Anne-Marie Imafidon was a computing, maths and language child prodigy. By the time she was 10, she spoke six languages. She was the youngest ever girl to pass A-Level Computing, aged 11, and at 20 she had completed multiple degrees from prestigious universities, including a Masters from Oxford.

Imafidon is the co-founder of the Stemettes, inspiring women and girls into Science, Technology, Engineering and Maths.

Black History Month: Mary Seacole

Mary Seacole

Mary Seacole was a businesswoman and a doctor, and arguably the first black woman to make a clear and acknowledged mark on British public life.

Having learned about medicine from her mother in Jamaica, Seacole travelled widely, including to Panama where she treated patients during a cholera outbreak. While in London, she found out that the nursing system on the front lines of the Crimean War had collapsed. She applied to go out to treat soliders, but was repeatedly refused. She went out on her own funds and set up a hotel from which she treated many wounded. The Crimean War was the first to have war correspondents, who publicly acknowledged her medical prowess.

In 1857 Seacole published her autobiography, The Wonderful Adventures of Mrs Seacole.

Having faced great racism in life, Seacole still faces it in death, with racist furore stirred up by her statue being placed in front of St Thoma’s hospiral, and Michael Gove trying very hard to remove her from the National Curriculum. He failed.

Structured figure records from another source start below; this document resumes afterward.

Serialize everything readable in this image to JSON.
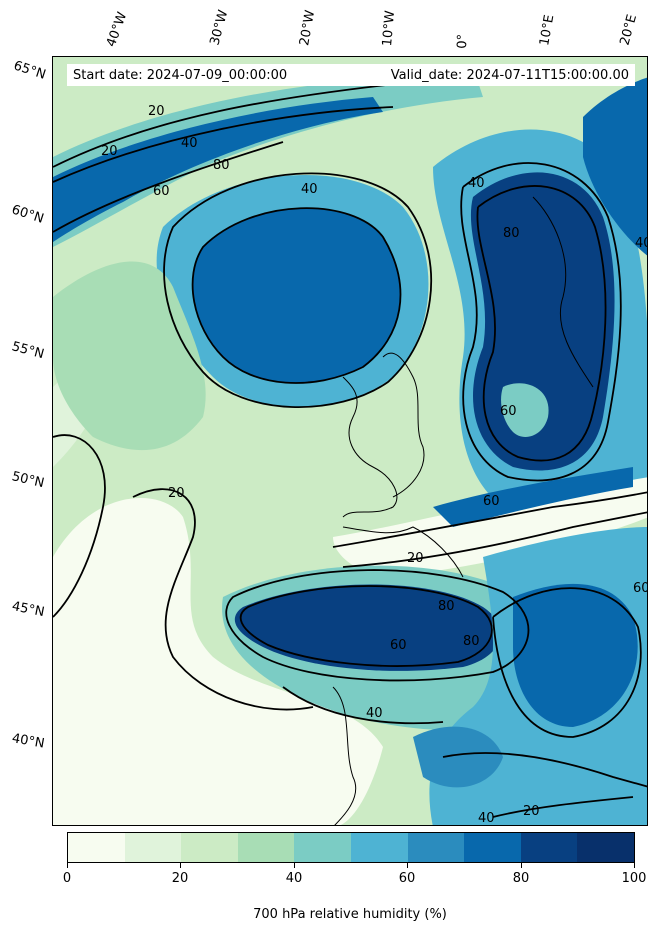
{
  "header": {
    "start_date": "Start date: 2024-07-09_00:00:00",
    "valid_date": "Valid_date: 2024-07-11T15:00:00.00"
  },
  "longitude_labels": [
    "40°W",
    "30°W",
    "20°W",
    "10°W",
    "0°",
    "10°E",
    "20°E"
  ],
  "latitude_labels": [
    "65°N",
    "60°N",
    "55°N",
    "50°N",
    "45°N",
    "40°N"
  ],
  "contour_levels": [
    "20",
    "40",
    "60",
    "80"
  ],
  "colorbar": {
    "title": "700 hPa relative humidity (%)",
    "tick_labels": [
      "0",
      "20",
      "40",
      "60",
      "80",
      "100"
    ],
    "colors": [
      "#f7fcf0",
      "#e0f3db",
      "#ccebc5",
      "#a8ddb5",
      "#7bccc4",
      "#4eb3d3",
      "#2b8cbe",
      "#0868ac",
      "#084081",
      "#08306b"
    ]
  },
  "map_colors": {
    "dry": "#f7fcf0",
    "low": "#ccebc5",
    "mid": "#7bccc4",
    "high": "#4eb3d3",
    "very_high": "#0868ac",
    "saturated": "#084081",
    "contour": "#000000"
  }
}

Black History Month: Dido Elizabeth Belle

Dido Elizabeth Belle - line drawing of a woman in a feathered head scarf. She looks to the veiwer, pointing to her face with one finger. She is wearing a string of pearls, a dress and shawl. The text included in the image is included in the body of the post..

Dido Elizabeth Belle was born into slavery in the West Indies, the daughter of a slave and a slave owenr, John Lindsay. Lindsay took her to England as a young child, and she was raised by his uncle, the First Earl of Mansfield.

She was raised as a gentlewoman in Kenwood House, Hampstead, London, from 1765. By 1793 she was a free woman and an heiress. She had learned to read and write, helping her uncle with his correspondence – unusual for a woman at the time (this was usually done by a secretary, who would be a man). In 1793, Belle married a gentleman’s steward, and they had at least three sons.

Black History Month: Queen Nanny of the Maroons

Woman in a head wrap. The text included below the image is in the body of the post.

Queen Nanny of the Maroons is a legendary figure of resistance against slavery. Very little of her life was written down and recorded, but there is general agreement that she was born into the Asante people in Ghana, but then transported as a slace to Jamaica in the early 18th century. She became leader of the Windward Maroons – a band of escaped slaves – and her skills and abilities as a military leader against the British in the First Maroon War were undeniable. She specialised in guerilla warfare, and her influence was so strong that people assumed she had supernatural powers.

Nanny was the leader of Nanny Town, a Maroon stronghold kep secret from the British for years. When it was exposed, it withstood multiple attacks before falling.

Nanny was also well known for passing on Asante legends and customs to her people. Various records suggest that she was in her late 60s when she was doing all of this.

There is no contemporary portait of Queen Nanny of the Maroons: the image above is taken from the Jamaican $500 note.